🤖 AI Summary
This work addresses the challenge of cross-modal coordination among vision, language, and action to enhance robotic generalization to novel instructions and unseen objects. We propose a unified Vision-Language-Action (VLA) diffusion model, introducing two key innovations: (1) a multi-modal chain-of-thought mechanism that explicitly models sequential reasoning across modalities, and (2) a single-objective joint optimization framework enabling end-to-end co-training of perception, reasoning, and control. To improve inference efficiency, we incorporate prefix attention masking and KV caching. The architecture integrates a visual encoder, a language understanding module, and an action generation network. Evaluated on the LIBERO benchmark, our model achieves a 96.4% average success rate—substantially outperforming existing discrete and continuous policy-based approaches. Furthermore, it successfully executes complex, multi-step planning and grasping tasks on a physical Franka robot.
📝 Abstract
Vision-Language-Action (VLA) models are emerging as a next-generation paradigm for robotics.
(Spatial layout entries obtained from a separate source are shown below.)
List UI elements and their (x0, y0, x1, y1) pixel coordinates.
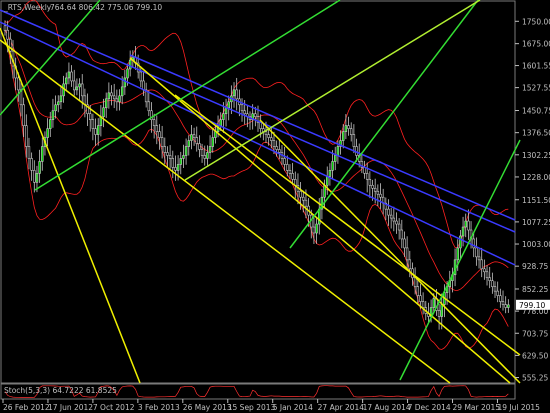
x-tick-label: 27 Apr 2014 (318, 403, 365, 412)
y-tick-label: 928.75 (522, 262, 548, 271)
y-tick-label: 1675.00 (522, 40, 550, 49)
last-price-value: 799.10 (519, 301, 545, 310)
y-tick-label: 1527.55 (522, 84, 550, 93)
symbol-label: _RTS,Weekly (3, 3, 52, 12)
x-tick-label: 17 Aug 2014 (363, 403, 411, 412)
price-chart[interactable]: 1750.00 1675.00 1601.55 1527.55 1450.75 1376.… (0, 0, 550, 413)
x-tick-label: 26 May 2013 (183, 403, 232, 412)
y-tick-label: 852.25 (522, 285, 548, 294)
stoch-label: Stoch(5,3,3) 64.7222 61.8525 (4, 386, 117, 395)
y-tick-label: 555.25 (522, 374, 548, 383)
y-tick-label: 1601.55 (522, 62, 550, 71)
y-tick-label: 629.50 (522, 351, 548, 360)
x-tick-label: 17 Jun 2012 (48, 403, 93, 412)
y-tick-label: 703.75 (522, 329, 548, 338)
y-tick-label: 1750.00 (522, 17, 550, 26)
chart-window: 1750.00 1675.00 1601.55 1527.55 1450.75 1376.… (0, 0, 550, 413)
x-tick-label: 29 Mar 2015 (453, 403, 501, 412)
x-tick-label: 5 Jan 2014 (273, 403, 313, 412)
x-tick-label: 7 Oct 2012 (93, 403, 135, 412)
y-tick-label: 1302.25 (522, 151, 550, 160)
x-tick-label: 3 Feb 2013 (138, 403, 180, 412)
x-tick-label: 19 Jul 2015 (497, 403, 540, 412)
x-tick-label: 26 Feb 2012 (3, 403, 50, 412)
time-axis: 26 Feb 201217 Jun 2012 7 Oct 2012 3 Feb 20… (2, 399, 540, 412)
last-price-marker: 799.10 (516, 299, 550, 310)
x-tick-label: 15 Sep 2013 (228, 403, 276, 412)
y-tick-label: 1077.25 (522, 218, 550, 227)
price-axis: 1750.00 1675.00 1601.55 1527.55 1450.75 1376.… (515, 17, 550, 383)
ohlc-label: 764.64 806.42 775.06 799.10 (50, 3, 162, 12)
y-tick-label: 1450.75 (522, 107, 550, 116)
y-tick-label: 1228.00 (522, 173, 550, 182)
y-tick-label: 1151.50 (522, 196, 550, 205)
y-tick-label: 1003.00 (522, 240, 550, 249)
x-tick-label: 7 Dec 2014 (408, 403, 451, 412)
y-tick-label: 1376.50 (522, 129, 550, 138)
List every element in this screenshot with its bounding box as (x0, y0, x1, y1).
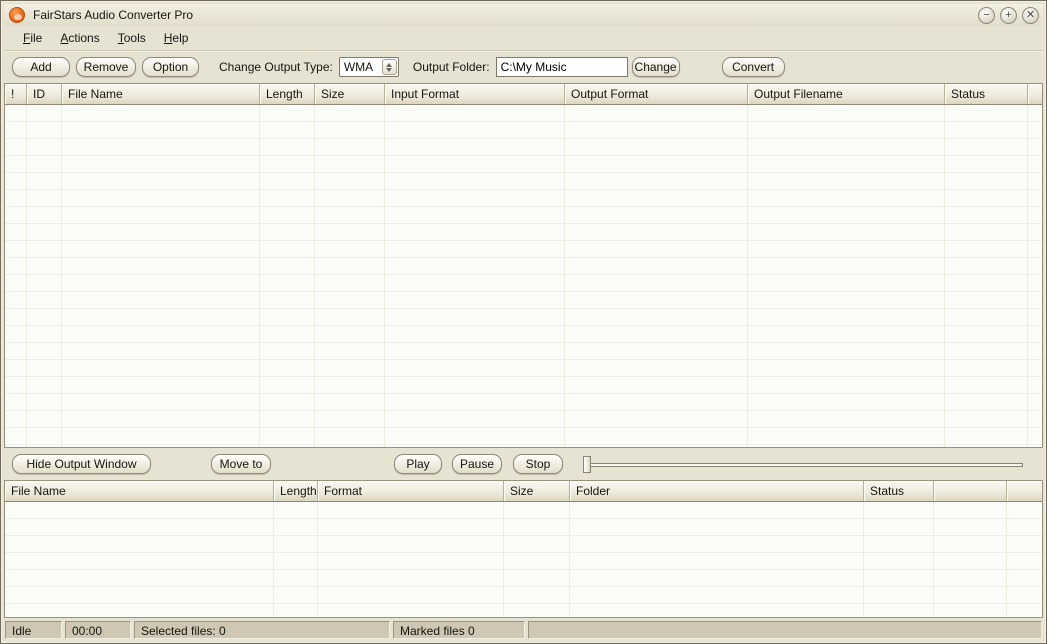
add-button[interactable]: Add (12, 57, 70, 77)
column-header-length[interactable]: Length (260, 84, 315, 104)
table-column-length (274, 502, 318, 617)
column-header-blank[interactable] (934, 481, 1007, 501)
table-column-status (945, 105, 1028, 447)
column-header-size[interactable]: Size (315, 84, 385, 104)
statusbar-section-00-00: 00:00 (65, 621, 131, 639)
table-column-blank (5, 105, 27, 447)
menu-bar: FileActionsToolsHelp (4, 26, 1043, 51)
output-type-combobox[interactable]: WMA (339, 57, 399, 77)
move-to-button[interactable]: Move to (211, 454, 271, 474)
column-header-file-name[interactable]: File Name (62, 84, 260, 104)
stop-button[interactable]: Stop (513, 454, 563, 474)
column-header-filler (1007, 481, 1042, 501)
statusbar-section-selected-files-0: Selected files: 0 (134, 621, 390, 639)
column-header-status[interactable]: Status (945, 84, 1028, 104)
arrow-up-icon (386, 63, 392, 67)
column-header-file-name[interactable]: File Name (5, 481, 274, 501)
arrow-down-icon (386, 68, 392, 72)
output-panel-toolbar: Hide Output Window Move to Play Pause St… (4, 448, 1043, 480)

We introduce dVLA, a diffusion-based VLA that leverages a multimodal chain-of-thought to unify visual perception, language reasoning, and robotic control in a single system. dVLA jointly optimizes perception, language understanding, and action under a single diffusion objective, enabling stronger cross-modal reasoning and better generalization to novel instructions and objects. For practical deployment, we mitigate inference latency by incorporating two acceleration strategies, a prefix attention mask and KV caching, yielding up to around times speedup at test-time inference. We evaluate dVLA in both simulation and the real world: on the LIBERO benchmark, it achieves state-of-the-art performance with a 96.4% average success rate, consistently surpassing both discrete and continuous action policies; on a real Franka robot, it succeeds across a diverse task suite, including a challenging bin-picking task that requires multi-step planning, demonstrating robust real-world performance. Together, these results underscore the promise of unified diffusion frameworks for practical, high-performance VLA robotics.